Abstract

Abstract The present study investigates the alteration of the properties, transport, and production of gas-condensates in shale gas reservoirs and develops and demonstrates an effective and practical methodology to apply these modifications in existing numerical simulation software. Simple models that investigate the phenomena can be investigated without the need for any modifications to an existing simulation code, but realistic models will require significant modifications. Our modeling results indicate that when pore sizes are in the sub-10 nm range, typical of many gas shales, the influence of pore walls on the phase behavior and viscosity of typical gas-condensate fluids is dramatic, in both organic and inorganic pores, and creates favorable fluid and transport conditions leading to enhanced production. This is because the fluid mixture in such porous formations tends to exhibit behavior similar to that of a dry gas or a leaner gas-condensate system, thereby reducing the condensate banking effect considerably in the near-wellbore region and consequently, not impairing the productivity of the producing well.
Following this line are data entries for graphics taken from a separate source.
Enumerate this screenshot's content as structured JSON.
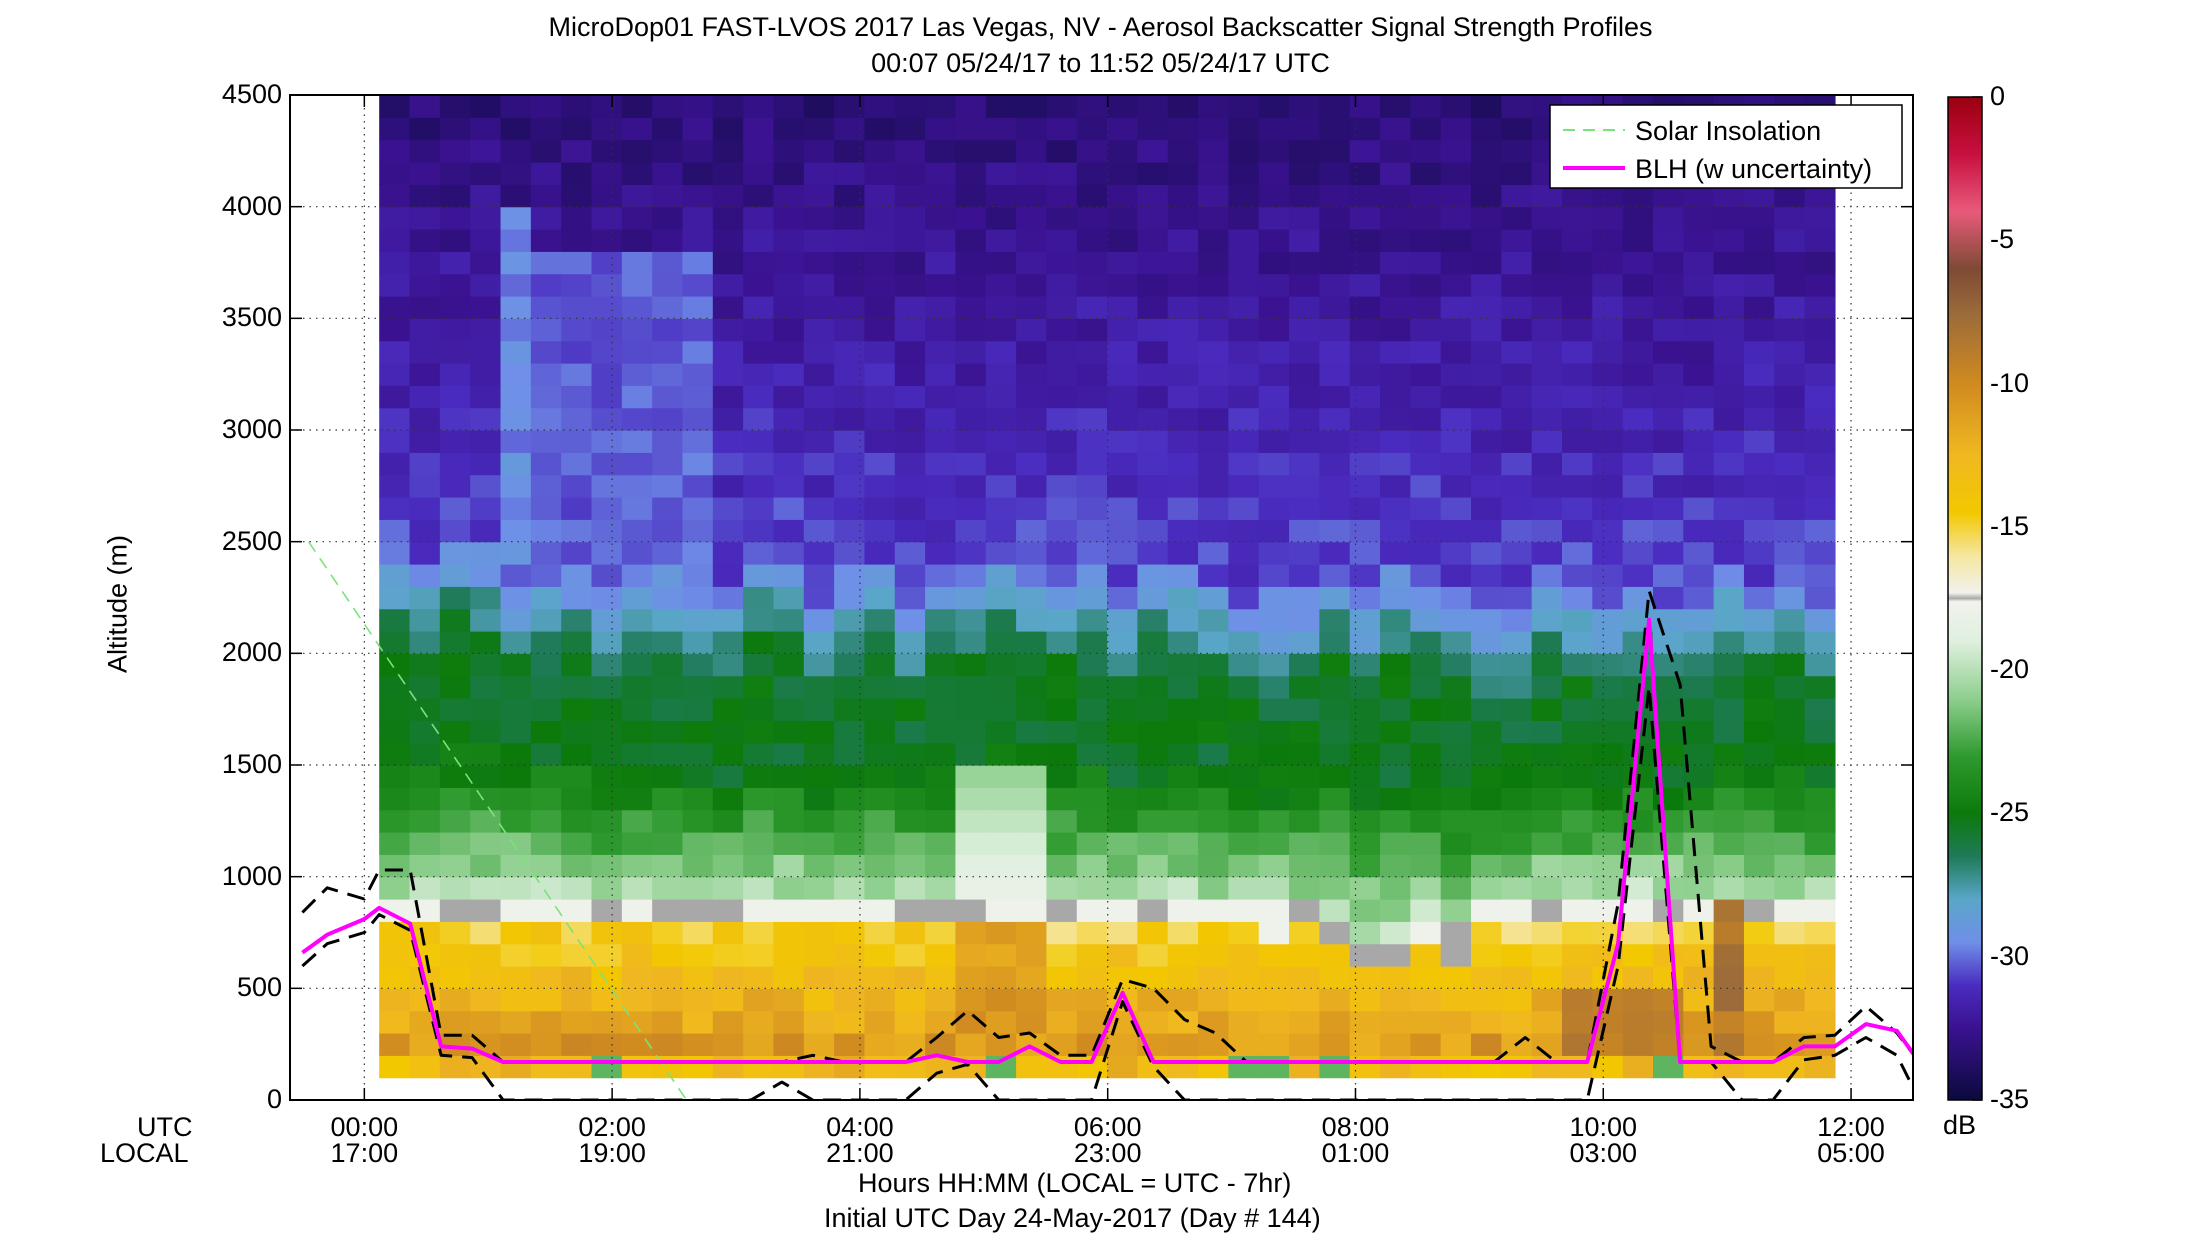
{
  "chart_data": {
    "type": "heatmap",
    "title": "MicroDop01 FAST-LVOS 2017 Las Vegas, NV - Aerosol Backscatter Signal Strength Profiles",
    "subtitle": "00:07 05/24/17 to 11:52 05/24/17  UTC",
    "xlabel": "Hours HH:MM  (LOCAL = UTC - 7hr)",
    "xlabel2": "Initial UTC Day 24-May-2017 (Day # 144)",
    "ylabel": "Altitude (m)",
    "x_row_labels": [
      "UTC",
      "LOCAL"
    ],
    "xlim_hours_utc": [
      -0.6,
      12.5
    ],
    "ylim": [
      0,
      4500
    ],
    "grid": "dotted",
    "x_ticks": [
      {
        "utc_hours": 0,
        "utc": "00:00",
        "local": "17:00"
      },
      {
        "utc_hours": 2,
        "utc": "02:00",
        "local": "19:00"
      },
      {
        "utc_hours": 4,
        "utc": "04:00",
        "local": "21:00"
      },
      {
        "utc_hours": 6,
        "utc": "06:00",
        "local": "23:00"
      },
      {
        "utc_hours": 8,
        "utc": "08:00",
        "local": "01:00"
      },
      {
        "utc_hours": 10,
        "utc": "10:00",
        "local": "03:00"
      },
      {
        "utc_hours": 12,
        "utc": "12:00",
        "local": "05:00"
      }
    ],
    "y_ticks": [
      0,
      500,
      1000,
      1500,
      2000,
      2500,
      3000,
      3500,
      4000,
      4500
    ],
    "colorbar": {
      "label": "dB",
      "range": [
        -35,
        0
      ],
      "ticks": [
        0,
        -5,
        -10,
        -15,
        -20,
        -25,
        -30,
        -35
      ],
      "stops": [
        {
          "v": -35,
          "c": "#0b0a3d"
        },
        {
          "v": -32.5,
          "c": "#3a1290"
        },
        {
          "v": -31,
          "c": "#4a2cc0"
        },
        {
          "v": -29.5,
          "c": "#6f8fe8"
        },
        {
          "v": -28,
          "c": "#5aa6c9"
        },
        {
          "v": -26.5,
          "c": "#1f7a58"
        },
        {
          "v": -25,
          "c": "#0b7a0b"
        },
        {
          "v": -23,
          "c": "#2f9a2f"
        },
        {
          "v": -21,
          "c": "#8ecf8e"
        },
        {
          "v": -19,
          "c": "#dff0df"
        },
        {
          "v": -17.6,
          "c": "#f2f2ec"
        },
        {
          "v": -17.5,
          "c": "#a8a8a8"
        },
        {
          "v": -17.3,
          "c": "#f2f2ec"
        },
        {
          "v": -16,
          "c": "#f5e6a0"
        },
        {
          "v": -14.5,
          "c": "#f2c800"
        },
        {
          "v": -12.5,
          "c": "#f0b820"
        },
        {
          "v": -10,
          "c": "#d08a20"
        },
        {
          "v": -7.5,
          "c": "#9a6a3a"
        },
        {
          "v": -6,
          "c": "#7e4a34"
        },
        {
          "v": -4,
          "c": "#e85a7a"
        },
        {
          "v": -2,
          "c": "#c81040"
        },
        {
          "v": 0,
          "c": "#9a0010"
        }
      ]
    },
    "heatmap": {
      "x_start_hours": 0.12,
      "x_end_hours": 11.87,
      "n_columns": 48,
      "bin_height_m": 100,
      "data_bottom_m": 100,
      "data_top_m": 4500,
      "units": "dB"
    },
    "series": [
      {
        "name": "Solar Insolation",
        "color": "#7be37b",
        "style": "dashed",
        "x": [
          -0.45,
          2.6
        ],
        "y": [
          2500,
          0
        ]
      },
      {
        "name": "BLH (w uncertainty)",
        "color": "#ff00ff",
        "style": "solid",
        "x": [
          -0.5,
          -0.3,
          0,
          0.12,
          0.37,
          0.62,
          0.87,
          1.12,
          1.37,
          1.62,
          1.87,
          2.12,
          2.37,
          2.62,
          2.87,
          3.12,
          3.37,
          3.62,
          3.87,
          4.12,
          4.37,
          4.62,
          4.87,
          5.12,
          5.37,
          5.62,
          5.87,
          6.12,
          6.37,
          6.62,
          6.87,
          7.12,
          7.37,
          7.62,
          7.87,
          8.12,
          8.37,
          8.62,
          8.87,
          9.12,
          9.37,
          9.62,
          9.87,
          10.12,
          10.37,
          10.62,
          10.87,
          11.12,
          11.37,
          11.62,
          11.87,
          12.12,
          12.37,
          12.55
        ],
        "y": [
          660,
          740,
          810,
          860,
          790,
          240,
          230,
          170,
          170,
          170,
          170,
          170,
          170,
          170,
          170,
          170,
          170,
          170,
          170,
          170,
          170,
          200,
          170,
          170,
          240,
          170,
          170,
          480,
          170,
          170,
          170,
          170,
          170,
          170,
          170,
          170,
          170,
          170,
          170,
          170,
          170,
          170,
          170,
          700,
          2150,
          170,
          170,
          170,
          170,
          240,
          240,
          340,
          310,
          170
        ]
      },
      {
        "name": "",
        "color": "#000000",
        "style": "dashed",
        "x": [
          -0.5,
          -0.3,
          0,
          0.12,
          0.37,
          0.62,
          0.87,
          1.12,
          1.37,
          1.62,
          1.87,
          2.12,
          2.37,
          2.62,
          2.87,
          3.12,
          3.37,
          3.62,
          3.87,
          4.12,
          4.37,
          4.62,
          4.87,
          5.12,
          5.37,
          5.62,
          5.87,
          6.12,
          6.37,
          6.62,
          6.87,
          7.12,
          7.37,
          7.62,
          7.87,
          8.12,
          8.37,
          8.62,
          8.87,
          9.12,
          9.37,
          9.62,
          9.87,
          10.12,
          10.37,
          10.62,
          10.87,
          11.12,
          11.37,
          11.62,
          11.87,
          12.12,
          12.37,
          12.55
        ],
        "y": [
          840,
          950,
          900,
          1030,
          1030,
          290,
          290,
          170,
          170,
          170,
          170,
          170,
          170,
          170,
          170,
          170,
          170,
          200,
          170,
          170,
          170,
          280,
          400,
          280,
          300,
          200,
          200,
          540,
          500,
          360,
          300,
          170,
          170,
          170,
          170,
          170,
          170,
          170,
          170,
          170,
          280,
          170,
          170,
          880,
          2280,
          1860,
          240,
          170,
          170,
          280,
          290,
          420,
          300,
          170
        ]
      },
      {
        "name": "",
        "color": "#000000",
        "style": "dashed",
        "x": [
          -0.5,
          -0.3,
          0,
          0.12,
          0.37,
          0.62,
          0.87,
          1.12,
          1.37,
          1.62,
          1.87,
          2.12,
          2.37,
          2.62,
          2.87,
          3.12,
          3.37,
          3.62,
          3.87,
          4.12,
          4.37,
          4.62,
          4.87,
          5.12,
          5.37,
          5.62,
          5.87,
          6.12,
          6.37,
          6.62,
          6.87,
          7.12,
          7.37,
          7.62,
          7.87,
          8.12,
          8.37,
          8.62,
          8.87,
          9.12,
          9.37,
          9.62,
          9.87,
          10.12,
          10.37,
          10.62,
          10.87,
          11.12,
          11.37,
          11.62,
          11.87,
          12.12,
          12.37,
          12.55
        ],
        "y": [
          600,
          700,
          750,
          830,
          760,
          200,
          190,
          0,
          0,
          0,
          0,
          0,
          0,
          0,
          0,
          0,
          80,
          0,
          0,
          0,
          0,
          120,
          160,
          0,
          0,
          0,
          0,
          440,
          150,
          0,
          0,
          0,
          0,
          0,
          0,
          0,
          0,
          0,
          0,
          0,
          0,
          0,
          0,
          600,
          1850,
          170,
          170,
          0,
          0,
          180,
          200,
          280,
          200,
          0
        ]
      }
    ],
    "legend": {
      "placement": "top-right",
      "entries": [
        "Solar Insolation",
        "BLH (w uncertainty)"
      ]
    }
  }
}
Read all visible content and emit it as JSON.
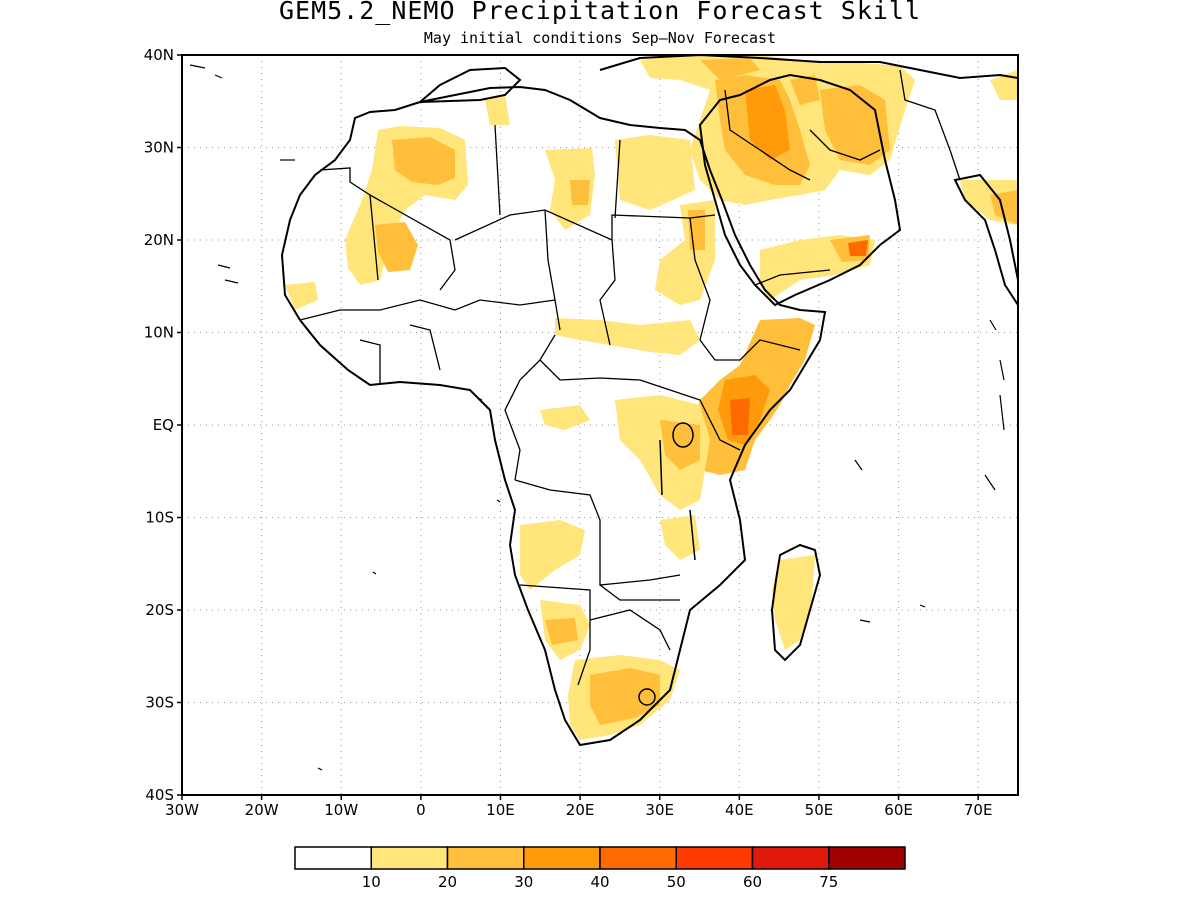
{
  "title": "GEM5.2_NEMO Precipitation Forecast Skill",
  "subtitle": "May initial conditions  Sep–Nov Forecast",
  "lat_labels": [
    "40N",
    "30N",
    "20N",
    "10N",
    "EQ",
    "10S",
    "20S",
    "30S",
    "40S"
  ],
  "lon_labels": [
    "30W",
    "20W",
    "10W",
    "0",
    "10E",
    "20E",
    "30E",
    "40E",
    "50E",
    "60E",
    "70E"
  ],
  "colorbar": {
    "colors": [
      "#ffffff",
      "#ffe57a",
      "#ffbf3a",
      "#ff9a0a",
      "#ff6a00",
      "#ff3a00",
      "#df1a0a",
      "#a00000"
    ],
    "labels": [
      "10",
      "20",
      "30",
      "40",
      "50",
      "60",
      "75"
    ]
  },
  "map": {
    "lon_range": [
      -30,
      75
    ],
    "lat_range": [
      -40,
      40
    ],
    "grid": "dotted"
  }
}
The results also underscore possible reasons for the significant production of condensate liquid from these nanoporous media in contrast to what is expected based on the industry's collective experience with conventional reservoirs. Consequently, the analysis and exercises carried out in this article provide valuable insights into the nature of fluid behavior and advances our understanding of the mechanisms of gas-condensate transport in extremely low permeability nanoporous media.